A sailor, who had just joined the group of spectators, recognised the man, for, with a shrug of the shoulders, he muttered:

“Why, ’tis Stephanas, the Jew of Cenchreæ, who brings once more some extraordinary piece of news from his trip to the skies, into which he ascended, if we are to credit him.”

And Stephanas was teaching the people.

“The Christian is not bound by law and concupiscence. He is exempt from damnation through the mercy of God, who sent his only son to assume a sinful body, in order to destroy sin. But ye shall only be delivered if, breaking with the flesh, you live according to the spirit.

“The Jews observe the laws, and believe that they are saved by their works. But it is their faith which saves them, and not their works. Of what use is it to them to be circumcised in fact, if their heart is uncircumcised?

“Men of Corinth, glory in the faith, and ye shall be incorporated into the family of Abraham.”

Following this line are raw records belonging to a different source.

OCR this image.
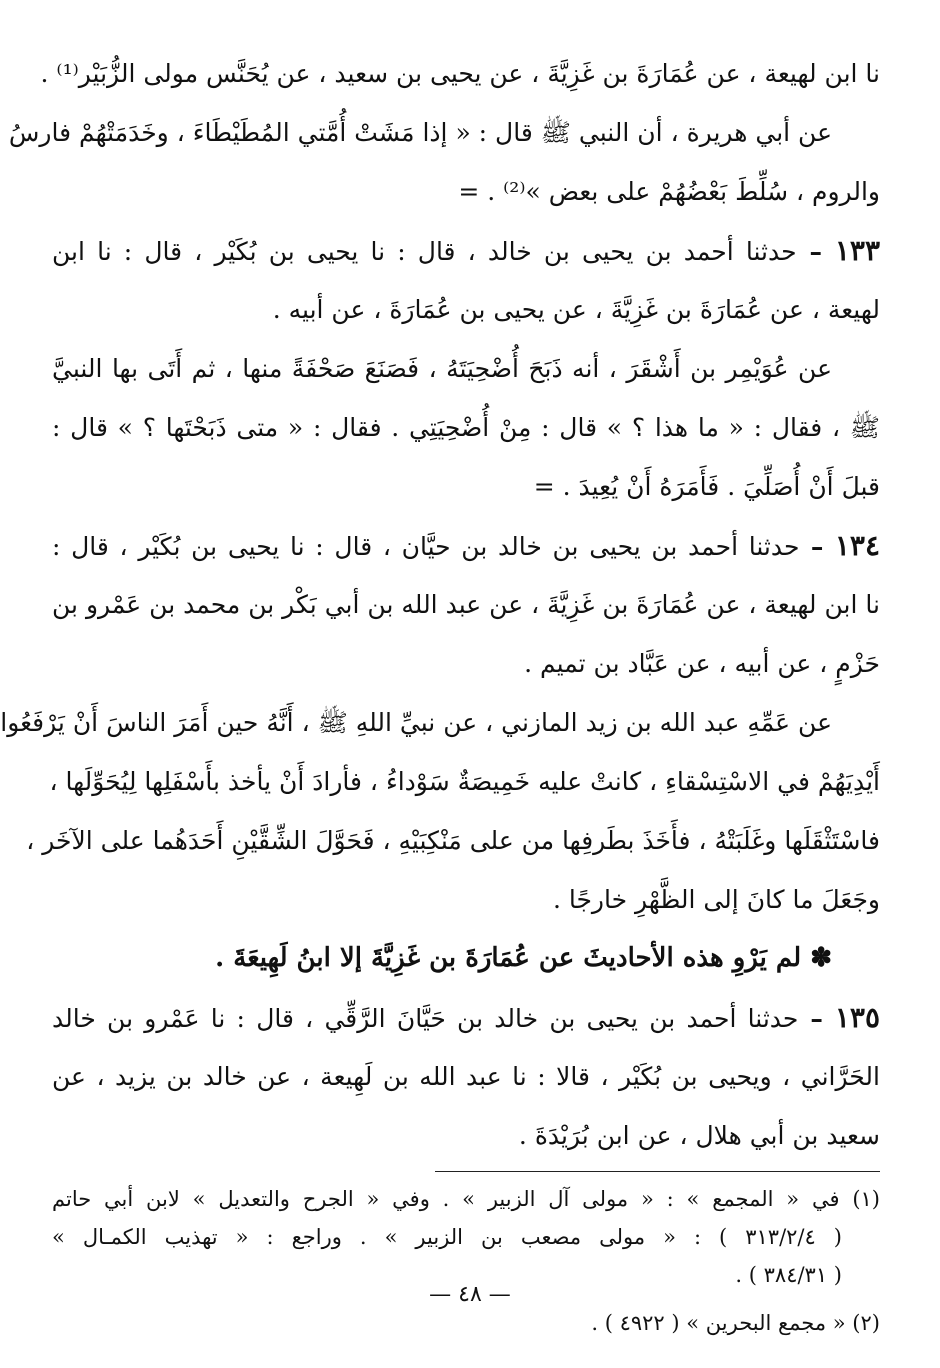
نا ابن لهيعة ، عن عُمَارَةَ بن غَزِيَّةَ ، عن يحيى بن سعيد ، عن يُحَنَّس مولى الزُّبَيْر⁽¹⁾ .
عن أبي هريرة ، أن النبي ﷺ قال : « إذا مَشَتْ أُمَّتي المُطَيْطَاءَ ، وخَدَمَتْهُمْ فارسُ
والروم ، سُلِّطَ بَعْضُهُمْ على بعض »⁽²⁾ . =
١٣٣ – حدثنا أحمد بن يحيى بن خالد ، قال : نا يحيى بن بُكَيْر ، قال : نا ابن
لهيعة ، عن عُمَارَةَ بن غَزِيَّةَ ، عن يحيى بن عُمَارَةَ ، عن أبيه .
عن عُوَيْمِر بن أَشْقَرَ ، أنه ذَبَحَ أُضْحِيَتَهُ ، فَصَنَعَ صَحْفَةً منها ، ثم أَتَى بها النبيَّ
ﷺ ، فقال : « ما هذا ؟ » قال : مِنْ أُضْحِيَتِي . فقال : « متى ذَبَحْتَها ؟ » قال :
قبلَ أَنْ أُصَلِّيَ . فَأَمَرَهُ أَنْ يُعِيدَ . =
١٣٤ – حدثنا أحمد بن يحيى بن خالد بن حيَّان ، قال : نا يحيى بن بُكَيْر ، قال :
نا ابن لهيعة ، عن عُمَارَةَ بن غَزِيَّةَ ، عن عبد الله بن أبي بَكْر بن محمد بن عَمْرو بن
حَزْمٍ ، عن أبيه ، عن عَبَّاد بن تميم .
عن عَمِّهِ عبد الله بن زيد المازني ، عن نبيِّ اللهِ ﷺ ، أَنَّهُ حين أَمَرَ الناسَ أَنْ يَرْفَعُوا
أَيْدِيَهُمْ في الاسْتِسْقاءِ ، كانتْ عليه خَمِيصَةٌ سَوْداءُ ، فأرادَ أَنْ يأخذ بأَسْفَلِها لِيُحَوِّلَها ،
فاسْتَثْقَلَها وغَلَبَتْهُ ، فأَخَذَ بطَرفِها من على مَنْكِبَيْهِ ، فَحَوَّلَ الشِّقَّيْنِ أَحَدَهُما على الآخَر ،
وجَعَلَ ما كانَ إلى الظَّهْرِ خارجًا .
✽ لم يَرْوِ هذه الأحاديثَ عن عُمَارَةَ بن غَزِيَّةَ إلا ابنُ لَهِيعَةَ .
١٣٥ – حدثنا أحمد بن يحيى بن خالد بن حَيَّانَ الرَّقِّي ، قال : نا عَمْرو بن خالد
الحَرَّاني ، ويحيى بن بُكَيْر ، قالا : نا عبد الله بن لَهِيعة ، عن خالد بن يزيد ، عن
سعيد بن أبي هلال ، عن ابن بُرَيْدَةَ .
(١) في « المجمع » : « مولى آل الزبير » . وفي « الجرح والتعديل » لابن أبي حاتم
( ٣١٣/٢/٤ ) : « مولى مصعب بن الزبير » . وراجع : « تهذيب الكمـال »
( ٣٨٤/٣١ ) .
(٢) « مجمع البحرين » ( ٤٩٢٢ ) .
— ٤٨ —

The mob was beginning to laugh and jeer at these obscure utterances. Still the Jew continued prophesying in hollow tones. He was announcing a great manifestation of wrath and the all-destroying fire which was to consume the earth.

“And these things shall come to pass in my lifetime,” he cried, “and I shall witness them with mine own eyes. The hour has come for us to awaken from our sleep. The night has passed, and the day is dawning. The Saints will rejoice in Heaven, and those who have not believed in Jesus crucified shall perish.”